Adsorption and growth of Sn on Si(100) from synchrotron photoemission studies

Abstract

Photoemission spectroscopy was used to study the initial growth and interaction of Sn on Si(100). The as-deposited surfaces were annealed at about 550 °C, generating the following coverage-dependent reconstructions: c(4×4), (6×2), c(8×4), and (5×1). Changes in the Si 2p core-level line shape were identified as the selective modification of Si surface dimer atoms by the presence of Sn adatoms. A relative measure of the Sn-adatom–Si-substrate interaction is presented by quantification of the average number of Si surface sites modified in the presence of a Sn adatom for various coverages.

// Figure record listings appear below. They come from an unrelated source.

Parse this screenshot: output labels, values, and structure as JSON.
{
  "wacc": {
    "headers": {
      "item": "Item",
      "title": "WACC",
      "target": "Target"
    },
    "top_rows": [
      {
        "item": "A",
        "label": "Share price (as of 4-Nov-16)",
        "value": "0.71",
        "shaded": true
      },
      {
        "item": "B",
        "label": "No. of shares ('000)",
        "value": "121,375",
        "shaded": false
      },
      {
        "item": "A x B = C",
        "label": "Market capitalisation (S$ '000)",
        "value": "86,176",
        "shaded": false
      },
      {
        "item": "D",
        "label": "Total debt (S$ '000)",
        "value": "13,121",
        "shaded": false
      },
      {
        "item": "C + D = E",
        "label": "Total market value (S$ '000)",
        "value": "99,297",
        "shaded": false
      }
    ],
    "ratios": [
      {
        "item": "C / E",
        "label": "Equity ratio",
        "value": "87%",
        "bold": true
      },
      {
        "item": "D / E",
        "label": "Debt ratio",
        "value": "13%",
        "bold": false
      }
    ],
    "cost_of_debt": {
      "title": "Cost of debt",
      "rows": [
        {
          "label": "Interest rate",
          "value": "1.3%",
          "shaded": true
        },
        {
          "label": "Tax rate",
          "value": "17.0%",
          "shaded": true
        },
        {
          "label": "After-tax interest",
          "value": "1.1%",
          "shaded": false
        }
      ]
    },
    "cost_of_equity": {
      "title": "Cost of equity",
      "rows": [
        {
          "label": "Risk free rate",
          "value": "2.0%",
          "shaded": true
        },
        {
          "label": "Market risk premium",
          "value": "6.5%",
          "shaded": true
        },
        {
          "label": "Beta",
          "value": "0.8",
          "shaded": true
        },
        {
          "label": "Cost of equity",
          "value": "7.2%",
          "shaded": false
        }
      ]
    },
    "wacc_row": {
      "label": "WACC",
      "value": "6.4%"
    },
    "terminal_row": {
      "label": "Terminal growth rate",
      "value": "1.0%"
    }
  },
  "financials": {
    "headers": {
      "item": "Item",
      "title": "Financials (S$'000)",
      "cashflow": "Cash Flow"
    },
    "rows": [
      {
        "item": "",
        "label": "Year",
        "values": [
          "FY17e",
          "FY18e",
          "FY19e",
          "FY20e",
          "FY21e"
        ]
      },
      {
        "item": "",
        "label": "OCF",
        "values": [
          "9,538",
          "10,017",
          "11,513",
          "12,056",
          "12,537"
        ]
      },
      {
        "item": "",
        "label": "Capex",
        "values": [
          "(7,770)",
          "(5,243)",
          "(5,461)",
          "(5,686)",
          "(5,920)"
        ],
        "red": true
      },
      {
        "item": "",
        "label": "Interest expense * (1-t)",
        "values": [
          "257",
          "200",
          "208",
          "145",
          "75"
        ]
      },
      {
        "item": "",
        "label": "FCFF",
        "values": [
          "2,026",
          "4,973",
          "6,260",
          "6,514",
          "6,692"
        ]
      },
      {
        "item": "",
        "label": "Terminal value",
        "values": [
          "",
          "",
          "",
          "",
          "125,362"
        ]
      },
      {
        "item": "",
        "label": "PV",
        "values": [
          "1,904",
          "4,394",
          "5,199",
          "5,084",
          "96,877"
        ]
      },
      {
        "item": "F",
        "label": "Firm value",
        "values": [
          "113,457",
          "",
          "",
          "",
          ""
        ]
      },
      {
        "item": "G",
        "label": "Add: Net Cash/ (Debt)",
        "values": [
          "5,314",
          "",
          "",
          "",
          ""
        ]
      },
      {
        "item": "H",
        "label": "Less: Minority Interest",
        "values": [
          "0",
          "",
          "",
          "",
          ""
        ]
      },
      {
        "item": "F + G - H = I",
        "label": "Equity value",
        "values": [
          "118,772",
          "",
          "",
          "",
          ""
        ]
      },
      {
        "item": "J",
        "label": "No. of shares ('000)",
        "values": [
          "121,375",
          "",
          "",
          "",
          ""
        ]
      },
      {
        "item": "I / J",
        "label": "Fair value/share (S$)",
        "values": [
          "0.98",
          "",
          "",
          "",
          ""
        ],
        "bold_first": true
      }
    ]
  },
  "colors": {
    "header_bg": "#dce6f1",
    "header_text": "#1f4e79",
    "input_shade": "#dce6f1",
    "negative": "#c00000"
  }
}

The Sn 4d core-level spectra revealed two components for Sn coverages below 1 monolayer (ML), indicating the existence of two inequivalent Sn sites, whose relative occupancy is seen to vary with coverage. The Sn 4d core level for the majority sites roughly follows the movement of the Fermi level within the band gap of Si for increasing Sn coverages, while that for the minority sites remains at a constant binding energy relative to the Si valence-band maximum. Implications concerning the structure of the Sn overlayer are discussed. The Sn-induced band bending and the Schottky barrier height are obtained. Photoemission from the valence bands near the Fermi level shows that the Sn-covered Si(100) surface has little density of states at the Fermi level for coverages below 1 ML.